Double taxation agreements may exist between Turkey and the country of which the investor is a resident. In that case, the provisions of any relevant treaties will be applied for the withholding taxes.

 

Personal Income Tax

 

He personal income tax in Turkey is based on a progressive scale ranging from 15% - 35% depending on the amount of income earned by the individual. The 15% rate is applicable to all residents earning below 12,000 Turkish lira per annum, while the highest tax bracket (%35) applies to those earning more than 66,000 Turkish lira a year.

 

Resident taxpayers have to include 1/2 of gross dividends received from a resident company in their taxable income. The withholding tax paid at source, however, is wholly creditable against tax calculated on the return.

 

Where international or bilateral treaties are in place between Turkey and the investor’s country of origin, the related terms of that treaty will principally be applied, to the extent possible.

 

Double Taxation Relief

 

Turkey has a broad tax treaty network, with most treaties following the OECD model treaty. Treaties generally provide for relief from double taxation on all types of income, limit the taxation by one country of companies resident in the other and protect companies resident in one country from discriminatory taxation in the other. Turkey’s treaties generally contain OECD-compliant exchange of information provisions.

 

Turkey has comprehensive double taxation agreements in force with 63 countries.

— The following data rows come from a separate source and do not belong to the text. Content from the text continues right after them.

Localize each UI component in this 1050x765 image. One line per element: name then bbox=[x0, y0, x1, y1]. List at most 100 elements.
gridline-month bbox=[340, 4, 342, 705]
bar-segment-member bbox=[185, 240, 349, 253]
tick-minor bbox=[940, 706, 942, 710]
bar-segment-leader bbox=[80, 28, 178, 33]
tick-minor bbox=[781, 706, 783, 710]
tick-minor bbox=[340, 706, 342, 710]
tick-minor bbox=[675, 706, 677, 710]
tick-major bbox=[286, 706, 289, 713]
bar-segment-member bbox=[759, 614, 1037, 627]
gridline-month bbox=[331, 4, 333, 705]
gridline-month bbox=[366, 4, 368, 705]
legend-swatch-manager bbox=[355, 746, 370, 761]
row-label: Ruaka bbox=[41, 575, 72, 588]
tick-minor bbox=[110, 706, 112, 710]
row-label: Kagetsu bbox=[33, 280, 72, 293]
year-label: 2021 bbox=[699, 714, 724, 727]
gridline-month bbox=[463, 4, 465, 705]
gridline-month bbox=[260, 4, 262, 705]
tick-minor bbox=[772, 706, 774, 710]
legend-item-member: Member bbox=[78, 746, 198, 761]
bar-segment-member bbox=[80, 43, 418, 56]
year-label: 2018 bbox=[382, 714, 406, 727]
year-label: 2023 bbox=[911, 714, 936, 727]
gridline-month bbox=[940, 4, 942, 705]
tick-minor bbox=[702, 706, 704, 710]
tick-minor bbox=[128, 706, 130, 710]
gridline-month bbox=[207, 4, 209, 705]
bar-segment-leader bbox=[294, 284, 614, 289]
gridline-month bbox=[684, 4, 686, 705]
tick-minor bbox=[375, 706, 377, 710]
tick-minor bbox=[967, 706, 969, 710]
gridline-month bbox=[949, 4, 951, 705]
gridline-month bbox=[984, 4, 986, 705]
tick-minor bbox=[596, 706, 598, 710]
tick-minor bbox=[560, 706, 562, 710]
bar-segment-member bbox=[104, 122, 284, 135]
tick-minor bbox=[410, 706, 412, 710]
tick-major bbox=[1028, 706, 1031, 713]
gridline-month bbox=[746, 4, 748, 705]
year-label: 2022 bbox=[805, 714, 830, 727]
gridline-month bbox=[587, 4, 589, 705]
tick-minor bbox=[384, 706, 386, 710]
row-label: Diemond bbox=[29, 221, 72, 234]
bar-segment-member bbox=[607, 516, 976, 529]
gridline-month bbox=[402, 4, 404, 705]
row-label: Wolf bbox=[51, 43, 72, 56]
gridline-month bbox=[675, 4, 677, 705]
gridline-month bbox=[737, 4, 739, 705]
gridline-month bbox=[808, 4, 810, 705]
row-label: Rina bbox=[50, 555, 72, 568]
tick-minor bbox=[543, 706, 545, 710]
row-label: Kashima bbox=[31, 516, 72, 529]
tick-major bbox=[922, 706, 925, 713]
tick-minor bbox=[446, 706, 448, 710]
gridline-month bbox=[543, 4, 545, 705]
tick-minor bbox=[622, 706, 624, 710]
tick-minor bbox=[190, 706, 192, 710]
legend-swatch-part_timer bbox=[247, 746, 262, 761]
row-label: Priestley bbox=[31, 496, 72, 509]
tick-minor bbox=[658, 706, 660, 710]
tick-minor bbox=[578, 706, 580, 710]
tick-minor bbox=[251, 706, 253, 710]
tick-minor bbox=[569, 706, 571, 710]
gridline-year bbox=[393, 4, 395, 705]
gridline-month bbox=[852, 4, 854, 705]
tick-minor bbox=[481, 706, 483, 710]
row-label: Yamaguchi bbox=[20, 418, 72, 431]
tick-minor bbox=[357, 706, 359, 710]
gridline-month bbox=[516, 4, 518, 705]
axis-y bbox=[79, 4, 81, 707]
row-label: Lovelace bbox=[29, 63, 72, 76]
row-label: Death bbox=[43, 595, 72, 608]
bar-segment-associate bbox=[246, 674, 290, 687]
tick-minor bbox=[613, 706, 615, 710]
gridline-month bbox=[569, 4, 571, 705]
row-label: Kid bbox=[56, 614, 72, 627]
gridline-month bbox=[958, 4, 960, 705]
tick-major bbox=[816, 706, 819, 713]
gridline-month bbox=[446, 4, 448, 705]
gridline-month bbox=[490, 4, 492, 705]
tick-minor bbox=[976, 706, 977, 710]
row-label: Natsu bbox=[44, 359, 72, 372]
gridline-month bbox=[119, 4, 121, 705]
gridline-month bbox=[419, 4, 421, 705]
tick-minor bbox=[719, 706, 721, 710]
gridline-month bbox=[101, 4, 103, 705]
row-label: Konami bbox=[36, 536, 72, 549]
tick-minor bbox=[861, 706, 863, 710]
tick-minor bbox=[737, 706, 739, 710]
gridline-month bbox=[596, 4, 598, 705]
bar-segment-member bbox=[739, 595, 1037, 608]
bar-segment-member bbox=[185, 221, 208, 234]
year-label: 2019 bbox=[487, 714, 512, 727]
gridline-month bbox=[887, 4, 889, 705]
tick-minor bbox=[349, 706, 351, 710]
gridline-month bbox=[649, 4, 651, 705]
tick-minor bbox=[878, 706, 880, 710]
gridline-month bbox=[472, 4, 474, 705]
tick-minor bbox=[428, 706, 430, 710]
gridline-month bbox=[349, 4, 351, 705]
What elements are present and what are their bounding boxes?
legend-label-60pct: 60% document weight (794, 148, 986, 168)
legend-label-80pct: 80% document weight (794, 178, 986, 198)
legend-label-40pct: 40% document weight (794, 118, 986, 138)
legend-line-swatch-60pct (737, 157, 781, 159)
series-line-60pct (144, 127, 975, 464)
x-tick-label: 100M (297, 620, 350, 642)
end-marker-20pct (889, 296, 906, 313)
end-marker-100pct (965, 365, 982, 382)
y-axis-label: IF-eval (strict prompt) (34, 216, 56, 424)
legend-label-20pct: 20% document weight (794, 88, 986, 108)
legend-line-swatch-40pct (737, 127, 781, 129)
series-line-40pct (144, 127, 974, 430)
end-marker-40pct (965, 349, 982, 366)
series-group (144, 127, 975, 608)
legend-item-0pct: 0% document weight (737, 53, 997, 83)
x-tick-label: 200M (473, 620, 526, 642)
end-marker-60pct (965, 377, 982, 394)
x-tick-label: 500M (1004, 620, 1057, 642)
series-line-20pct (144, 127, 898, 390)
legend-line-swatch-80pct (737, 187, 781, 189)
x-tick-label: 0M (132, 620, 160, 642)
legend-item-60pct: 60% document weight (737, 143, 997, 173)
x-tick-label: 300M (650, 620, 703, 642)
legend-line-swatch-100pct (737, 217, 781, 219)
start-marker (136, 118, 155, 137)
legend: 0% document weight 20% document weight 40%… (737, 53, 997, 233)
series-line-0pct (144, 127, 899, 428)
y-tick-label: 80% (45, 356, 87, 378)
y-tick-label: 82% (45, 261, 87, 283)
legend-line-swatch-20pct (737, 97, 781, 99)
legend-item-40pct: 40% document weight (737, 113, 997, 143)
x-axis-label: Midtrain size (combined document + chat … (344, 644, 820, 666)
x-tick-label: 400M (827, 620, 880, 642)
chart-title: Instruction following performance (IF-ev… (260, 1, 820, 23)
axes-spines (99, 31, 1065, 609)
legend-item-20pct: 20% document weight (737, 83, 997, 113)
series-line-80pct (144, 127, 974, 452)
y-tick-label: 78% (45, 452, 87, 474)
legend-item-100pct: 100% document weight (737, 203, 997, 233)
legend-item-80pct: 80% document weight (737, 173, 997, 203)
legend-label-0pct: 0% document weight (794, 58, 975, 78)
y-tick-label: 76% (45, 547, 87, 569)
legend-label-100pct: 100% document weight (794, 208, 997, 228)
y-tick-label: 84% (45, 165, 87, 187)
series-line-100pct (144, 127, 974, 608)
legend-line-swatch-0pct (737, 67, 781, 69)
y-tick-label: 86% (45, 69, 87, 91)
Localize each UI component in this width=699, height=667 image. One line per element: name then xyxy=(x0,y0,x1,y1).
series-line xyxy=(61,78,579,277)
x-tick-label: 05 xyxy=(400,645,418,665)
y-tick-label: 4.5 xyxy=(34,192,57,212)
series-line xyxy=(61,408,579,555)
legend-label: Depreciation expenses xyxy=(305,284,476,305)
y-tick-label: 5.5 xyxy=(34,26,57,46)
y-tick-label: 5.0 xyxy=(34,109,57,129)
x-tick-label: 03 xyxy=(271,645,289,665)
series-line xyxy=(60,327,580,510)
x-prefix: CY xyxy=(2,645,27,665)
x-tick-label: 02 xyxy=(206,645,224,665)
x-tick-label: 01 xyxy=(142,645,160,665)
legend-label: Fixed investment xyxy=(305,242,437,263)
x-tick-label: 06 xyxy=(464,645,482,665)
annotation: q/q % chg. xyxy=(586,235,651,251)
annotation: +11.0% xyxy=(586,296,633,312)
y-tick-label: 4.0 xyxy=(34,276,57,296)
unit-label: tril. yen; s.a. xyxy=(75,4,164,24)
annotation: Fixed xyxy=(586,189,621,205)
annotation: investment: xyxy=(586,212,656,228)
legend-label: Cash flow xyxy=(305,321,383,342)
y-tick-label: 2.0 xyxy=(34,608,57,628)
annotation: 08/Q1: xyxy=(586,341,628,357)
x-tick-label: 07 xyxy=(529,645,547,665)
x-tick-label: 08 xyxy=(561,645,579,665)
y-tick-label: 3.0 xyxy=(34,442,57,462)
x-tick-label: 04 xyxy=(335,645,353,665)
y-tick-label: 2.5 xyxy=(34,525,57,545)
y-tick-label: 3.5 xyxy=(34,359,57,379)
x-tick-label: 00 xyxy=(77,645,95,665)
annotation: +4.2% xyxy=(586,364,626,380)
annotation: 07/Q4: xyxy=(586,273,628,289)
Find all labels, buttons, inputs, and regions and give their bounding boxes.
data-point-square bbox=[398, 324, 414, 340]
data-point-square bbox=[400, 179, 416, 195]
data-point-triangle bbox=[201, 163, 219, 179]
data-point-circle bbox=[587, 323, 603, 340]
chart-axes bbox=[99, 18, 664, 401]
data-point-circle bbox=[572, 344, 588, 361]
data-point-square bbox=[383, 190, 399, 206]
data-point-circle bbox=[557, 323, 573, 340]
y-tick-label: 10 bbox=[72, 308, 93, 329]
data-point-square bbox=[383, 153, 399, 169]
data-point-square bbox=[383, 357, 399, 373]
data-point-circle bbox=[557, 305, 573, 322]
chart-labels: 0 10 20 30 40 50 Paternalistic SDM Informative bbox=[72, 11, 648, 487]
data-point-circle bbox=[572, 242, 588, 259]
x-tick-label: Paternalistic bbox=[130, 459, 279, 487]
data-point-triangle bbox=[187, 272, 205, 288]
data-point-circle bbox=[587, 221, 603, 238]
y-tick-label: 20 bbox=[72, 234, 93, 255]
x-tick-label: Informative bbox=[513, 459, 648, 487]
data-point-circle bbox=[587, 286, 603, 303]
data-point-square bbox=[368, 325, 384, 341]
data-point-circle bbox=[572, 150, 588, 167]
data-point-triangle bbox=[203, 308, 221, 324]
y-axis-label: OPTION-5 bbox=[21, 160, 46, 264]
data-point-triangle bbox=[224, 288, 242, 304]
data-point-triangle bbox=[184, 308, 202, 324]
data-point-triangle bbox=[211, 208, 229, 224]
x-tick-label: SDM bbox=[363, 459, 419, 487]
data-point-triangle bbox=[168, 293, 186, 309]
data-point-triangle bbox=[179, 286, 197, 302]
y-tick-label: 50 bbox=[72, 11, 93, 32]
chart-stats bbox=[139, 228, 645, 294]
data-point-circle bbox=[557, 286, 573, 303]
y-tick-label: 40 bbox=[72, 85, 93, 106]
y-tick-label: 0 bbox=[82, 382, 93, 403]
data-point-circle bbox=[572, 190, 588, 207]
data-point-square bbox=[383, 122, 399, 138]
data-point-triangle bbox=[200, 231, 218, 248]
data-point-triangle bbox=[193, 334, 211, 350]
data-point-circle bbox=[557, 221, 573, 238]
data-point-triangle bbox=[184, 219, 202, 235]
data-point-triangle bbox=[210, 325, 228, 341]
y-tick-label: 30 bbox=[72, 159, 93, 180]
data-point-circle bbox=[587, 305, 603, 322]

The list of agreements in force is as follows: Albania, Algeria, Azerbaijan, Austria, Bahrain, Bangladesh, Belarus, Belgium, Bosnia and Herzegovina, Bulgaria, Canada, China, Croatia, Czech Republic, Denmark, Egypt, Estonia, Ethiopia, Finland, France, Georgia, Germany, Greece, Hungary, India, Indonesia, Iran, Israel, Italy, Japan, Jordan, Kazakhstan, Korea, Kuwait, Kyrgyz Republic, Latvia, Lebanon, Lithuania, Luxembourg, Macedonia, Malaysia, Moldova, Mongolia, Montenegro, Morocco, New Zealand, Norway, Oman, Netherlands, Cyprus, Norway, Pakistan, Poland, Portugal, Qatar, Romania, Russia, Saudi Arabia, Serbia and Montenegro, South Africa, South Korea, Singapore, Slovakia, Slovenia, Spain, Sudan, Syria, Sweden, Tajikistan, Thailand, Tunisia, Turkmenistan, Ukraine, united Arab Emirates, United Kingdom, Yemen, United States of America and Uzbekistan.

 

In accordance with the treaties, where a company is already paying taxes in the treaty country, the income arising out of Turkey may be exempted from taxation. In order to beneficiate from exemption, the applicant must prove that the taxes are paid in the country of origin. Usually, the certificate of taxation from the foreign taxation authority is necessary.

 

 

 

This Article is provided for your convenience and does not constitute legal advice. It is prepared for the general information of our clients and other interested persons. This Article should not be acted upon in any specific situation without appropriate legal advice, and it may include links to websites other than the BEREKET & BALTACI website.